Ser feliz es ser santo
Querida María José:
Te prometí que escribiría algo en mi blog sobre el misterio del sufrimiento: “O sea que el sufrimiento y las caídas de la vida, ¿son la forma de llegar al cielo?”
A ver si soy capaz de contestar de alguna manera a tu pregunta. No me lo pones fácil.
1. La felicidad según el mundo
Todo el mundo quiere ser feliz. En esto estaremos todos de acuerdo (supongo). Para la mayoría, ser feliz es “vivir bien”: que no te falte de nada. Ser feliz sería disfrutar de la vida: tener mucho dinero, una buena casa, un buen coche; poder viajar a donde quieras, recorrer el mundo de hotel en hotel… Como dice el anuncio de la Lotería Primitiva: “no tenemos sueños baratos”.

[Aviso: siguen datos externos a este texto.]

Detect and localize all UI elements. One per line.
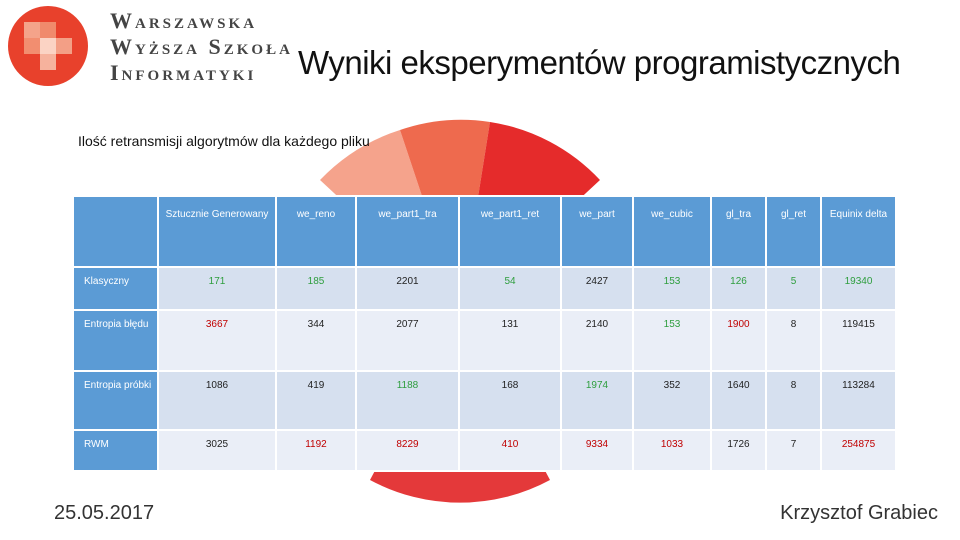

La felicidad así entendida es puro hedonismo, egoísmo en estado puro. Lo primero y lo único que me importa es mi bienestar: mi salud, mi dinero, mi vida. Ser feliz es ser rico, cumplir todos mis caprichos, hacer siempre lo que me dé la gana; ser famoso, que me admiren los demás, que me envidien; ser el jefe, el director, el que manda y ordena; tener criados que te obedezcan; trabajar poco y disfrutar mucho.
Para las filosofías materialista ateas (capitalistas o socialistas) no hay más felicidad que vivir así. Y lo mismo se podría decir que la mayoría de personas que viven en la práctica conforme a esas filosofías nihilistas, aunque no sepan una palabra de filosofía ni haya oído hablar de Nietzsche en su vida. “Comamos y bebamos que mañana moriremos”, dice el refrán.
El problema es la segunda parte del dicho: “que mañana moriremos”. El problema es que la fortuna es caprichosa y quien hoy es rico, mañana puede estar arruinado; que quien hoy vive muy bien y todo le va “de cine”, mañana puede haberlo perdido todo. Lo expresa muy bien Jorge Manrique en sus “Coplas a la muerte de su padre”:
Los estados e riqueza,
que nos dejen a deshora
¿quién lo duda?,
non les pidamos firmeza.
pues que son de una señora;
que se muda,
que bienes son de Fortuna
que revuelven con su rueda
presurosa,
la cual non puede ser una
ni estar estable ni queda
en una cosa.
Los bienes de este mundo pasan. Hoy estás arriba y mañana estás abajo. Es lo que tiene la diosa Fortuna: que mueve su rueda y no puedes confiar en que lo bueno dure.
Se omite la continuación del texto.